Noblesville’s North Elementary media specialist Jamie Harris noticed how some students were not returning school library books.

She saw an advertisement for book vending machines and thought it was an amazing idea.

“We believe it is the only one in the area,” she said. “I spoke with our parent teacher organization about funding the machine, as it would benefit our entire school. They felt it was a great addition due to the demand for books at home. I knew we needed our students to have access to quality reading materials.”

The book vending machine was purchased in February 2020, but because of the COVID-19 pandemic, the production was halted until the 2020-21 school year, Harris said.

CIN COM 0112 book vending machine3
North Elementary media specialist Jamie Harris helps first-grader Ryder Blazer make his selection

“We received the machine in October and we were up and running the first week of November,” she said.

The equipment costs approximately $5,000 and was funded through a creativity grant from the North Elementary PTO.

Harris stocks the machine with titles that have been proven to be of high interest to her students.

Harris said teachers can pick two students per day who have modeled school behavior expectations such as initiative, respect and excellence.

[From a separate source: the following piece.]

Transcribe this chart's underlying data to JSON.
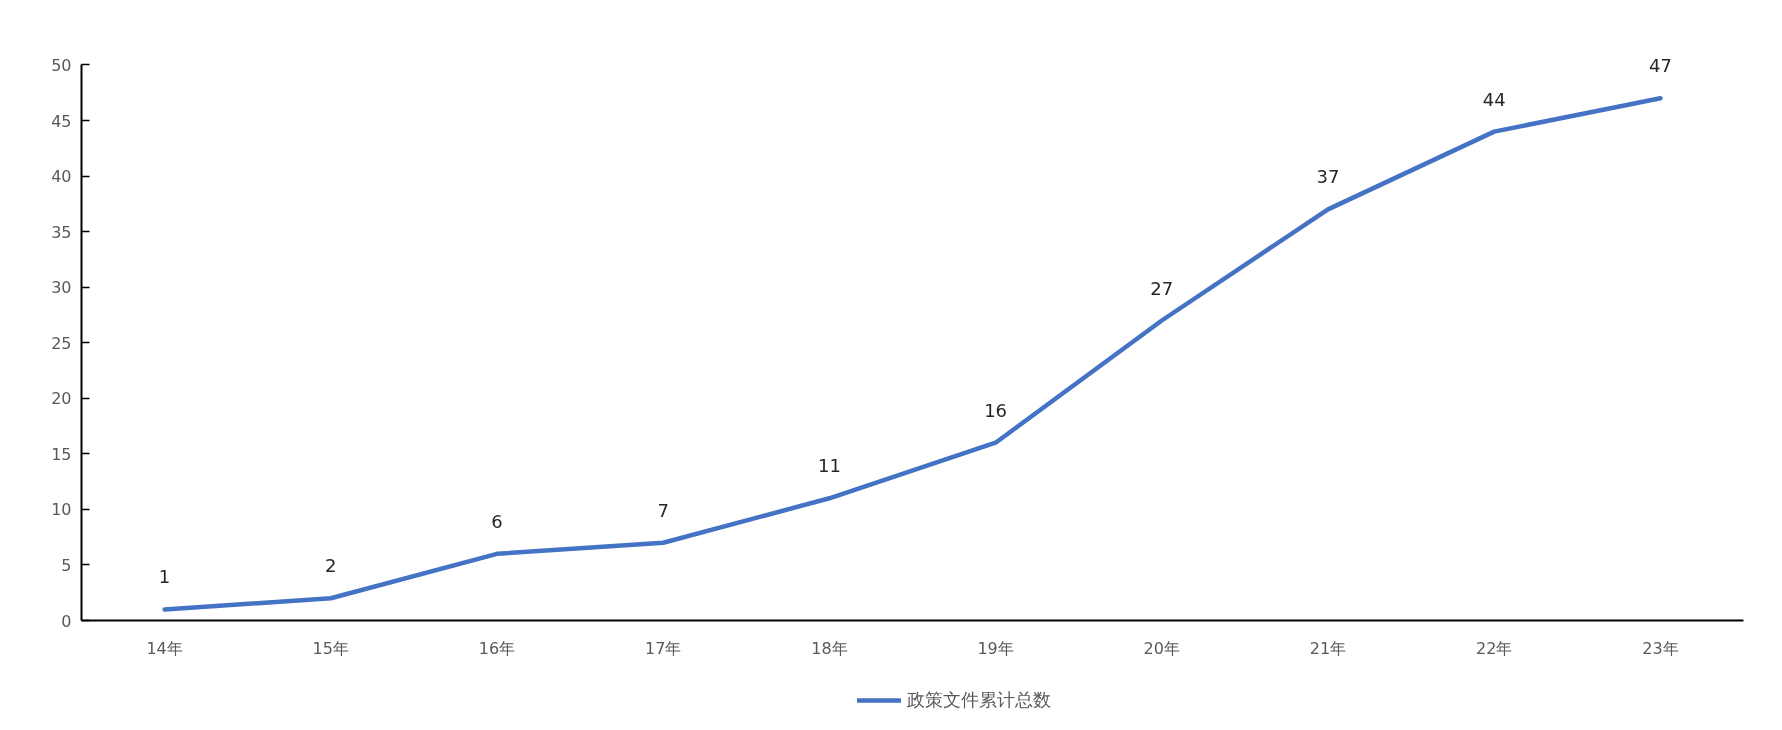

“When a student has earned 10 tickets, they come to see me in the library and are given a gold token that is then used to get a book from the vending machine,” Harris said. “I can’t begin to tell you how exciting this is for our students.”

Harris said she and Principal Rob Lugo developed a system that aligned to behavior procedures at school.

“We felt the vending machine would be a great way to not only promote reading but good behavior, completed assignments, engagement in class, etc.,” Harris said.

Parent Beth Rednour is a fan of the program.

“Think about how excited you were the first time you walked up to a vending machine as a kid,” Rednour said. “I absolutely love that our school system is choosing to recognize first-class behavior by rewarding those students in a creative way. By letting kids choose their own books, we’re improving our children’s independence and self-esteem.”

North teacher Janene Krent said the program is a terrific way for the entire school to participate because it is based on school procedures.

“It is a great reminder for them that you can do the right thing anywhere and be rewarded by anyone,” Krent said. “I love that about this incentive. We are all on the same team. Since we are the only school in the area to have such a thing, there is a buzz among the kids. Mrs. Harris is a great out-of-the-box thinker that brings so many great ideas to benefit all kids at North.”